BookmarkSubscribeRSS Feed
Carlosmx
Calcite | Level 5

Hi All!

I'm new in SAS and I need your help. I need to look up for account id in a database, I have a spreed sheet that contains the account names. I've used an index function but I just can retrieves some of the account ids due to names are different (some of them include dots, comma, etc) and there isn't and exact match.

I was thinking in separete the account name into several fields (in excel) i.e. "Best Buy", will be divided into 2 columns "Best" and "Buy" and then column 1 will be a format, column 2 another one, etc. The excel file will contain these headers Rowid, Index1, Index2, Index3, etc (I want to use Rowid in order to match the excel with the results)

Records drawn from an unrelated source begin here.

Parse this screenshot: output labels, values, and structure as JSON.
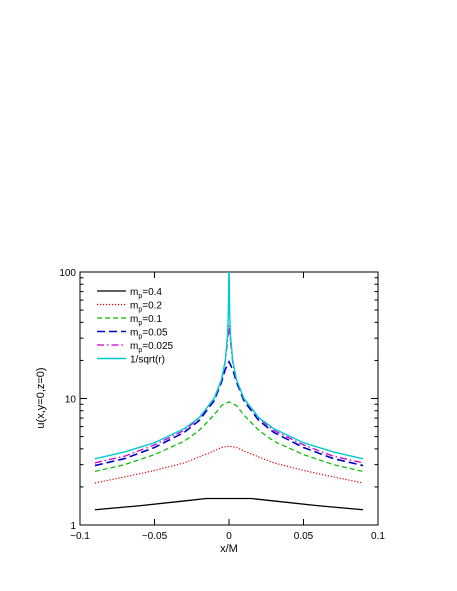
{
  "chart_data": {
    "type": "line",
    "xlabel": "x/M",
    "ylabel": "u(x,y=0,z=0)",
    "xlim": [
      -0.1,
      0.1
    ],
    "ylim": [
      1,
      100
    ],
    "yscale": "log",
    "grid": false,
    "legend_position": "top-left",
    "x_ticks": [
      -0.1,
      -0.05,
      0,
      0.05,
      0.1
    ],
    "x_tick_labels": [
      "−0.1",
      "−0.05",
      "0",
      "0.05",
      "0.1"
    ],
    "y_ticks": [
      1,
      10,
      100
    ],
    "y_tick_labels": [
      "1",
      "10",
      "100"
    ],
    "series": [
      {
        "name": "m_p=0.4",
        "label_main": "m",
        "label_sub": "p",
        "label_rest": "=0.4",
        "color": "#000000",
        "dash": "",
        "width": 1.3,
        "x": [
          -0.09,
          -0.06,
          -0.03,
          -0.015,
          0,
          0.015,
          0.03,
          0.06,
          0.09
        ],
        "y": [
          1.32,
          1.42,
          1.55,
          1.62,
          1.62,
          1.62,
          1.55,
          1.42,
          1.32
        ]
      },
      {
        "name": "m_p=0.2",
        "label_main": "m",
        "label_sub": "p",
        "label_rest": "=0.2",
        "color": "#dd0000",
        "dash": "1.2,1.8",
        "width": 1.2,
        "x": [
          -0.09,
          -0.07,
          -0.05,
          -0.03,
          -0.02,
          -0.01,
          -0.005,
          0,
          0.005,
          0.01,
          0.02,
          0.03,
          0.05,
          0.07,
          0.09
        ],
        "y": [
          2.15,
          2.4,
          2.7,
          3.1,
          3.45,
          3.85,
          4.1,
          4.2,
          4.1,
          3.85,
          3.45,
          3.1,
          2.7,
          2.4,
          2.15
        ]
      },
      {
        "name": "m_p=0.1",
        "label_main": "m",
        "label_sub": "p",
        "label_rest": "=0.1",
        "color": "#00bb00",
        "dash": "5,3",
        "width": 1.2,
        "x": [
          -0.09,
          -0.07,
          -0.05,
          -0.03,
          -0.02,
          -0.01,
          -0.005,
          0,
          0.005,
          0.01,
          0.02,
          0.03,
          0.05,
          0.07,
          0.09
        ],
        "y": [
          2.65,
          3.0,
          3.6,
          4.6,
          5.6,
          7.4,
          8.8,
          9.4,
          8.8,
          7.4,
          5.6,
          4.6,
          3.6,
          3.0,
          2.65
        ]
      },
      {
        "name": "m_p=0.05",
        "label_main": "m",
        "label_sub": "p",
        "label_rest": "=0.05",
        "color": "#0000cc",
        "dash": "8,4",
        "width": 1.6,
        "x": [
          -0.09,
          -0.07,
          -0.05,
          -0.03,
          -0.02,
          -0.01,
          -0.005,
          -0.0025,
          0,
          0.0025,
          0.005,
          0.01,
          0.02,
          0.03,
          0.05,
          0.07,
          0.09
        ],
        "y": [
          2.95,
          3.35,
          4.1,
          5.4,
          6.7,
          9.6,
          13.5,
          17.0,
          19.5,
          17.0,
          13.5,
          9.6,
          6.7,
          5.4,
          4.1,
          3.35,
          2.95
        ]
      },
      {
        "name": "m_p=0.025",
        "label_main": "m",
        "label_sub": "p",
        "label_rest": "=0.025",
        "color": "#cc00cc",
        "dash": "7,3,1.5,3",
        "width": 1.3,
        "x": [
          -0.09,
          -0.07,
          -0.05,
          -0.03,
          -0.02,
          -0.01,
          -0.005,
          -0.0025,
          -0.001,
          0,
          0.001,
          0.0025,
          0.005,
          0.01,
          0.02,
          0.03,
          0.05,
          0.07,
          0.09
        ],
        "y": [
          3.1,
          3.5,
          4.3,
          5.6,
          7.0,
          10.0,
          14.0,
          19.5,
          28.0,
          38.0,
          28.0,
          19.5,
          14.0,
          10.0,
          7.0,
          5.6,
          4.3,
          3.5,
          3.1
        ]
      },
      {
        "name": "1/sqrt(r)",
        "label_main": "1/sqrt(r)",
        "label_sub": "",
        "label_rest": "",
        "color": "#00cccc",
        "dash": "",
        "width": 1.4,
        "x": [
          -0.09,
          -0.07,
          -0.05,
          -0.03,
          -0.02,
          -0.01,
          -0.005,
          -0.0025,
          -0.001,
          -0.0005,
          -0.0001
        ],
        "x_mirror": true,
        "formula": "1/sqrt(|x|)"
      }
    ]
  }
}
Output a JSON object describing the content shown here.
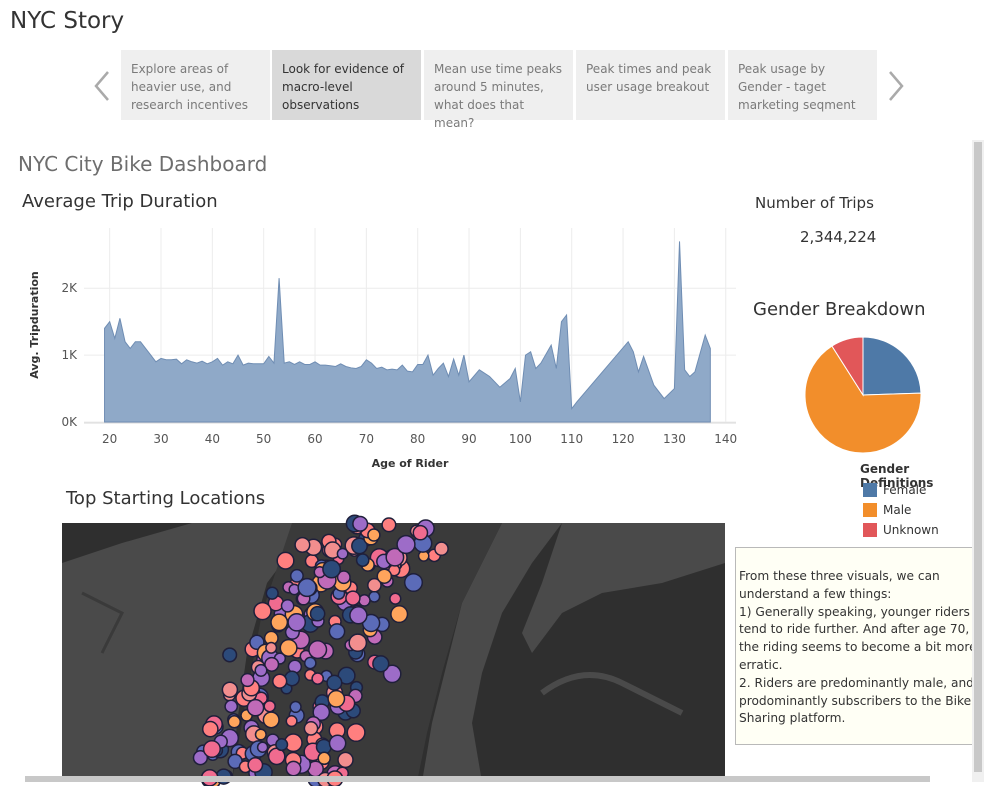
{
  "story": {
    "title": "NYC Story",
    "tabs": [
      {
        "label": "Explore areas of heavier use, and research incentives"
      },
      {
        "label": "Look for evidence of macro-level observations"
      },
      {
        "label": "Mean use time peaks around 5 minutes, what does that mean?"
      },
      {
        "label": "Peak times and peak user usage breakout"
      },
      {
        "label": "Peak usage by Gender - taget marketing seqment"
      }
    ],
    "active_tab": 1,
    "nav_icons": [
      "chevron-left-icon",
      "chevron-right-icon"
    ]
  },
  "dashboard": {
    "title": "NYC City Bike Dashboard",
    "trip_chart_title": "Average Trip Duration",
    "map_title": "Top Starting Locations",
    "kpi": {
      "label": "Number of Trips",
      "value": "2,344,224"
    },
    "gender_title": "Gender Breakdown",
    "legend": {
      "title": "Gender Definitions",
      "items": [
        {
          "label": "Female",
          "color": "#4e79a7"
        },
        {
          "label": "Male",
          "color": "#f28e2b"
        },
        {
          "label": "Unknown",
          "color": "#e15759"
        }
      ]
    },
    "note": "From these three visuals, we can understand a few things:\n1) Generally speaking, younger riders tend to ride further. And after age 70, the riding seems to become a bit more erratic.\n2. Riders are predominantly male, and prodominantly subscribers to the Bike Sharing platform."
  },
  "chart_data": [
    {
      "type": "area",
      "title": "",
      "xlabel": "Age of Rider",
      "ylabel": "Avg. Tripduration",
      "xlim": [
        15,
        142
      ],
      "ylim": [
        0,
        2900
      ],
      "xticks": [
        20,
        30,
        40,
        50,
        60,
        70,
        80,
        90,
        100,
        110,
        120,
        130,
        140
      ],
      "yticks": [
        {
          "value": 0,
          "label": "0K"
        },
        {
          "value": 1000,
          "label": "1K"
        },
        {
          "value": 2000,
          "label": "2K"
        }
      ],
      "color": "#8fa9c8",
      "x": [
        19,
        20,
        21,
        22,
        23,
        24,
        25,
        26,
        27,
        28,
        29,
        30,
        31,
        32,
        33,
        34,
        35,
        36,
        37,
        38,
        39,
        40,
        41,
        42,
        43,
        44,
        45,
        46,
        47,
        48,
        49,
        50,
        51,
        52,
        53,
        54,
        55,
        56,
        57,
        58,
        59,
        60,
        61,
        62,
        63,
        64,
        65,
        66,
        67,
        68,
        69,
        70,
        71,
        72,
        73,
        74,
        75,
        76,
        77,
        78,
        79,
        80,
        81,
        82,
        83,
        84,
        85,
        86,
        87,
        88,
        89,
        90,
        92,
        94,
        96,
        98,
        99,
        100,
        101,
        102,
        103,
        104,
        106,
        107,
        108,
        109,
        110,
        111,
        121,
        122,
        123,
        124,
        126,
        128,
        130,
        131,
        132,
        133,
        134,
        136,
        137
      ],
      "values": [
        1400,
        1500,
        1250,
        1550,
        1200,
        1100,
        1200,
        1200,
        1100,
        1000,
        900,
        950,
        930,
        930,
        940,
        870,
        930,
        900,
        880,
        910,
        870,
        900,
        950,
        850,
        900,
        870,
        1000,
        850,
        880,
        870,
        870,
        870,
        980,
        880,
        2150,
        880,
        900,
        860,
        900,
        860,
        860,
        900,
        850,
        850,
        840,
        830,
        870,
        830,
        810,
        800,
        830,
        930,
        880,
        800,
        820,
        780,
        790,
        780,
        850,
        760,
        750,
        860,
        860,
        1000,
        700,
        800,
        880,
        680,
        940,
        700,
        1000,
        600,
        780,
        680,
        520,
        650,
        800,
        300,
        1000,
        1050,
        800,
        880,
        1150,
        800,
        1500,
        1600,
        200,
        300,
        1200,
        1050,
        750,
        980,
        550,
        350,
        500,
        2700,
        780,
        680,
        750,
        1300,
        1100
      ]
    },
    {
      "type": "pie",
      "title": "Gender Breakdown",
      "slices": [
        {
          "label": "Female",
          "value": 24.5,
          "color": "#4e79a7"
        },
        {
          "label": "Male",
          "value": 66.5,
          "color": "#f28e2b"
        },
        {
          "label": "Unknown",
          "value": 9.0,
          "color": "#e15759"
        }
      ]
    }
  ]
}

I will import the excel file into SAS and make it a format

Code:

%makefmt(dslib=Work,dsin=Data,fmtname=$indexone,start=index1,lv=Y, other=N);

data AccountsUS (keep= account_name account_id region industry);

set Accounts;

where index(upcase(put(account_name,$indexone.))) >0 ;

run;

How can I add the row id in the table results, due to I cab match some strings, but I would like to know to which string belongs that match with the row id)

Any tip or hint?

Thanks

11 REPLIES 11
Carlosmx
Calcite | Level 5

I forgot to correct this line:

where index(upcase(put(account_name,$indexone.)))>0;

ballardw
Super User

Some examples of what you have and what you want for output would be helpful.

Carlosmx
Calcite | Level 5

Thank you ballardw:

I would like to have something like this:

Excel File

Row IDIndex1Index2Index3Index4
1DesjardinsGroupMouvementdes
2CanadaPostCorporation(Canada
3NovaScotiaLiquorCorporation
4GoodyearCanadaInc.
5ShellCanadaProducts
6HydroOneNetworksInc.
7BritishColumbiaMinistryof
8WhirlpoolCanadaLP

SAS Match: (accound_id is taken from the database, index1 and RowId are taken of excel file)

Accound_idIndex1Row ID
523223Desjardins1
1348864Nova3
1253532Hydro6
1258563Whirlpool8
ballardw
Super User

Have you examined both datasets to verify that the first word is unique per id?

You have British Columbia as part of one account name, what happens if you also have British Petroleum?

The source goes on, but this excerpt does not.